Roser nannte ein aktuelles Beispiel, das den akuten Handlungsbedarf unterstreichen sollte. Es geht dabei um die Sicherung des Standorts Owen und der Arbeitsplätze: Wenn ein Unternehmen seine bisherigen Räumlichkeiten räumen muss, weil sie zu klein geworden sind oder die entsprechenden Verträge auslaufen, dann gebe es derzeit keine Möglichkeit, diesem Unternehmen adäquate Gewerbeflächen als Ersatz anzubieten.

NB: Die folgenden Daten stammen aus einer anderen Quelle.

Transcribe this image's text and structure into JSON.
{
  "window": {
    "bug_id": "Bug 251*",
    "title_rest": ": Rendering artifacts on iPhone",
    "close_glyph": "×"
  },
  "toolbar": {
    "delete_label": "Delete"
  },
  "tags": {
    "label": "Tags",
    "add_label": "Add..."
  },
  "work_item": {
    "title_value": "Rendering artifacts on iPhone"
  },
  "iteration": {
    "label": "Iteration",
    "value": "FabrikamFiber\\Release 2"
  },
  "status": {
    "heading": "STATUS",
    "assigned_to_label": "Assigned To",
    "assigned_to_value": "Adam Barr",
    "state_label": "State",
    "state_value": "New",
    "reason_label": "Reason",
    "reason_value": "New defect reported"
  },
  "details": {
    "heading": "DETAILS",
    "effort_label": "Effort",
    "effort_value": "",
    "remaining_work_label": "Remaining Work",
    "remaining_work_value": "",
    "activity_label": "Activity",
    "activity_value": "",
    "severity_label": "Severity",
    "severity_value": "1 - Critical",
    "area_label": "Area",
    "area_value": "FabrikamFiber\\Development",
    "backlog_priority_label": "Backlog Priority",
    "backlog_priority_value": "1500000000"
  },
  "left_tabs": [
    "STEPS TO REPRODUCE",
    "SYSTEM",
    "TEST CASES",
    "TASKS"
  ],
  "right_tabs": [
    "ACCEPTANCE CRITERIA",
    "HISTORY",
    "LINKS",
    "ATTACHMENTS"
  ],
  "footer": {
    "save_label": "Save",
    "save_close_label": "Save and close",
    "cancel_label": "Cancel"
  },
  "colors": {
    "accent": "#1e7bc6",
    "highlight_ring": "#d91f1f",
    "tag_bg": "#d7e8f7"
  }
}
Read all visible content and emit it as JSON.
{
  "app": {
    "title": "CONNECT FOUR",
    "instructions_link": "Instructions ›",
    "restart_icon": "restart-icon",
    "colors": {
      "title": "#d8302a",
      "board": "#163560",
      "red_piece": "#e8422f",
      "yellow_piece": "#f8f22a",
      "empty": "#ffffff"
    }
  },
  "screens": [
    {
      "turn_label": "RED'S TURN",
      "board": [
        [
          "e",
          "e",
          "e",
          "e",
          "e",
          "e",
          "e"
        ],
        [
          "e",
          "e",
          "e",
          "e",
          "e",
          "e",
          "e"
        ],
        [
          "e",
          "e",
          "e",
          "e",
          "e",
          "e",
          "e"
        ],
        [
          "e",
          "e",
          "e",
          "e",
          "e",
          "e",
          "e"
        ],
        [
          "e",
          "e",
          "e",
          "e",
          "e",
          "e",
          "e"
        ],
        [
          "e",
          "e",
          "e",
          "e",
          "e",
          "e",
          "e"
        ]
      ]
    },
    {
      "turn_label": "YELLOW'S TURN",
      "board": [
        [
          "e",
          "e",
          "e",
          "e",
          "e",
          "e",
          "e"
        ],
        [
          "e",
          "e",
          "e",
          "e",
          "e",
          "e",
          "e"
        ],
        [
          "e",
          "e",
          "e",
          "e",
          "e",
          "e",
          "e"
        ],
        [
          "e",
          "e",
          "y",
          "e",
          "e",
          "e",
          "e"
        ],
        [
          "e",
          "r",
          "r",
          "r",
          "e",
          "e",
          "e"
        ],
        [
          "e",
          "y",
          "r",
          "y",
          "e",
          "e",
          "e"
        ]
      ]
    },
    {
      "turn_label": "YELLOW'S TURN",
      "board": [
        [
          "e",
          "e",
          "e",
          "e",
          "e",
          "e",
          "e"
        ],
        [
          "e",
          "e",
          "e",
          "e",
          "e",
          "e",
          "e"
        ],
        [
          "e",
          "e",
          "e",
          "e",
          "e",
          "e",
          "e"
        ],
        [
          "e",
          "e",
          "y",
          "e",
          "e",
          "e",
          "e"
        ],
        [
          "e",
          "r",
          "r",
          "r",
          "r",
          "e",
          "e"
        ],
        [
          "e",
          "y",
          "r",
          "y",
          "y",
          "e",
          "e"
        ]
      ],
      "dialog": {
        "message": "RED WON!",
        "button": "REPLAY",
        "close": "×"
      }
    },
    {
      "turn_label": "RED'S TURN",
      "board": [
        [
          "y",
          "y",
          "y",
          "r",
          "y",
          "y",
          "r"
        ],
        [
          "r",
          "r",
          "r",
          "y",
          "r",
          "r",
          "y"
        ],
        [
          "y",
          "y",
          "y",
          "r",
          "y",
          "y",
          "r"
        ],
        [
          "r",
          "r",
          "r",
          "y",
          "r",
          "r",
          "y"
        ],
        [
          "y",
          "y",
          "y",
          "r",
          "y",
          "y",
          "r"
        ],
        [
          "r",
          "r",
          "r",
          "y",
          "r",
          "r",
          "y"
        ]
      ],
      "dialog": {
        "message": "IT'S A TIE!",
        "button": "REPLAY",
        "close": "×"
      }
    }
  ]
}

Ohne geeigneten Standort in Owen wandere die Firma in die Umgebung ab, innerhalb des Landkreises, der Region Stuttgart oder sogar in einem noch größeren Umkreis. Gewerbeflächen braucht eine Kommune also nach wie vor, auch wenn sich diesbezüglich die Motivation geändert hat: "Früher hat man Gewerbeflächen ausgewiesen, um Gewerbesteuer zu bekommen", sagte der Owener Schultes aus langjähriger Erfahrung, "heute geht es darum, Arbeitsplätze für die Bevölkerung anzubieten und zu erhalten."

Diese Ansicht untermauerte Wirtschaftsförderer Markus Grupp im Owener Sitzungssaal mit Zahlen und Statistiken: "Die Zeit der großen Unternehmensansiedlungen ist vorbei." Nur noch fünf Prozent der neu geschaffenen Arbeitsplätze seien auf Neuansiedlungen zurückzuführen. Der Wirtschaftsförderer hat es bei der Standortvermittlung vor allem mit innerörtlichen Umsiedlungen etablierter Firmen zu tun. Dabei sieht er sich auch in einer Lotsenfunktion, um den Verwaltungsaufwand für kleinere Unternehmen verringern zu helfen.

Mittelfristig sagte Markus Grupp der Stadt Owen seine Unterstützung bei der Fortschreibung des Flächennutzungsplans zu, wobei er auf Diplomatie und Verhandlungsgeschick im Umgang mit anderen Behörden setzt: "Ich kann keine Entscheidung mit der Brechstange erzwingen. Wichtig ist, dass man im Dialog bleibt." So sei es sicher möglich, kleinere Flächen genehmigt zu bekommen. Andererseits gelte es auch, Gewerbebrachen durch die An- oder Umsiedlung von Unternehmen wiederzubeleben.

Was Standort und Werbung rund um die Teck betrifft, setzt der Esslinger Wirtschaftsförderer unter anderem auf die neue Messe: "Das hat auch Vorteile für Owen."